The most striking finding is just how different one person's cancer genome is from another person's, he told AFP.
The study found thousands of combinations of mutations in individual cancers, as well as over 80 processes that cause the mutations, some of them age-related and others inherited or linked to lifestyle factors such as smoking.
- 'Exciting themes' -
But within the enormous variety there were exciting themes, Campbell said.
For example, the work found the early development of some cancers can occur decades before diagnosis, sometimes even in childhood.
This shows that the window of opportunity for early intervention is much wider than we expected, Campbell said.
The research also found that patterns of mutations, and where they occur, can help identify the approximately 1-5 percent of cancers that cannot be identified through regular diagnostics.
A sequenced genome can even reveal occasional misdiagnosis of a cancer type.
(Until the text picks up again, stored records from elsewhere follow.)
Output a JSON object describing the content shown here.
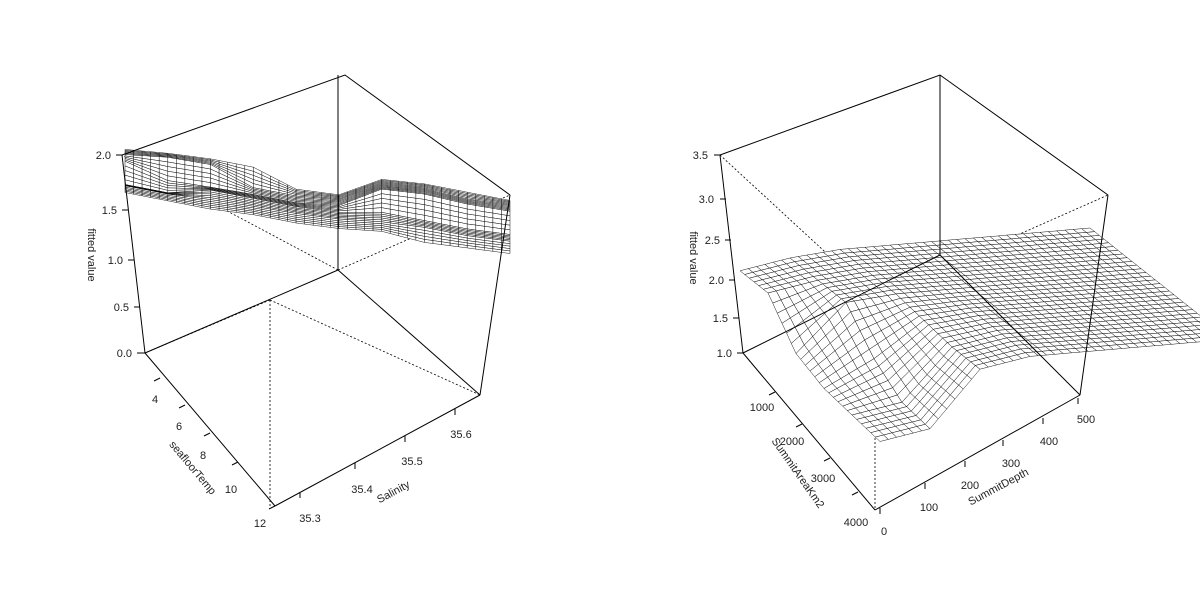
{
  "chart_data": [
    {
      "type": "surface",
      "zlabel": "fitted value",
      "xlabel": "seafloorTemp",
      "ylabel": "Salinity",
      "zticks": [
        "0.0",
        "0.5",
        "1.0",
        "1.5",
        "2.0"
      ],
      "xticks": [
        "4",
        "6",
        "8",
        "10",
        "12"
      ],
      "yticks": [
        "35.3",
        "35.4",
        "35.5",
        "35.6"
      ],
      "zlim": [
        0,
        2.0
      ],
      "description_grid": "step-shaped fitted surface between 1.0 and 2.0",
      "surface_rows": [
        [
          1.92,
          1.95,
          1.95,
          1.9,
          1.6,
          1.6,
          1.98,
          2.0,
          1.95,
          1.9
        ],
        [
          1.9,
          1.95,
          1.92,
          1.6,
          1.55,
          1.58,
          1.96,
          1.98,
          1.9,
          1.88
        ],
        [
          1.85,
          1.6,
          1.58,
          1.55,
          1.5,
          1.55,
          1.95,
          1.96,
          1.88,
          1.85
        ],
        [
          1.5,
          1.45,
          1.6,
          1.55,
          1.5,
          1.5,
          1.6,
          1.55,
          1.5,
          1.5
        ],
        [
          1.55,
          1.5,
          1.5,
          1.48,
          1.45,
          1.45,
          1.5,
          1.5,
          1.45,
          1.45
        ],
        [
          1.5,
          1.45,
          1.4,
          1.4,
          1.35,
          1.35,
          1.4,
          1.3,
          1.3,
          1.3
        ]
      ]
    },
    {
      "type": "surface",
      "zlabel": "fitted value",
      "xlabel": "SummitAreaKm2",
      "ylabel": "SummitDepth",
      "zticks": [
        "1.0",
        "1.5",
        "2.0",
        "2.5",
        "3.0",
        "3.5"
      ],
      "xticks": [
        "1000",
        "2000",
        "3000",
        "4000"
      ],
      "yticks": [
        "0",
        "100",
        "200",
        "300",
        "400",
        "500"
      ],
      "zlim": [
        1.0,
        3.5
      ],
      "surface_rows": [
        [
          2.05,
          2.15,
          2.2,
          2.2,
          2.2,
          2.2,
          2.2,
          2.2
        ],
        [
          2.0,
          2.1,
          2.15,
          2.15,
          2.15,
          2.15,
          2.15,
          2.15
        ],
        [
          1.5,
          2.05,
          2.1,
          2.1,
          2.1,
          2.1,
          2.1,
          2.1
        ],
        [
          1.3,
          1.6,
          2.0,
          2.05,
          2.05,
          2.05,
          2.05,
          2.05
        ],
        [
          1.2,
          1.3,
          1.9,
          2.0,
          2.0,
          2.0,
          2.0,
          2.0
        ],
        [
          1.1,
          1.2,
          1.85,
          1.95,
          1.95,
          1.95,
          1.95,
          1.95
        ]
      ]
    }
  ]
}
Most work on sequencing the cancer genome has focused on the approximately two percent known as the protein-coding genes.
But the Pan-Cancer Study sequenced entire genomes, uncovering new cancer-causing driver mutations in the other 98 percent, known as non-coding genes.
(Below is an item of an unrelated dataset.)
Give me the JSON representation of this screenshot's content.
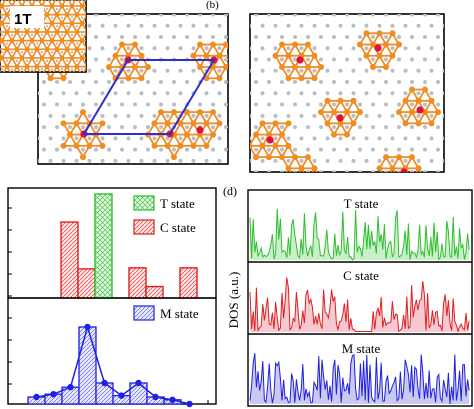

The researchers found enormous variation in the number of mutations in a given cancer, from very few in some cancers seen in children, to up to 100,000 in lung cancer samples.
And in around five percent of cases, no known driver mutations were found at all, implying there are mutations that have not yet been identified.
- 'Enormous spectrum' -
The sequencing helps map out the many types of mutations -- from changes in single DNA letters to much larger insertions or deletions of genetic code -- that can cause cancer.
It also revealed that cancers in different parts of the body are sometimes much more alike than had been thought.
We may have a type of breast cancer and prostate cancer where the driver mutations are similar, said Joachim Weischenfeldt, a co-author and associate professor at the University of Copenhagen.
This means that the patient with prostate cancer may benefit from the same treatment as the one you would give the breast cancer patient, he said in a statement issued by the university.
In practical terms, the findings will help identify difficult-to-diagnose cancers, allow more targeted treatment based on the specific driver mutations behind a particular cancer, and potentially allow earlier diagnosis of developing tumours.
We are finding that cancer represents the far end of an enormous spectrum of change, said Campbell.
If we can understand the forces at play in our normal organs as we age, what causes mutations to accumulate, what causes some clones to expand and others to fade, what lifestyles do to tilt this balance, then we can think about ways to intervene early, with a view to preventing or slowing the emergence of untreatable cancers.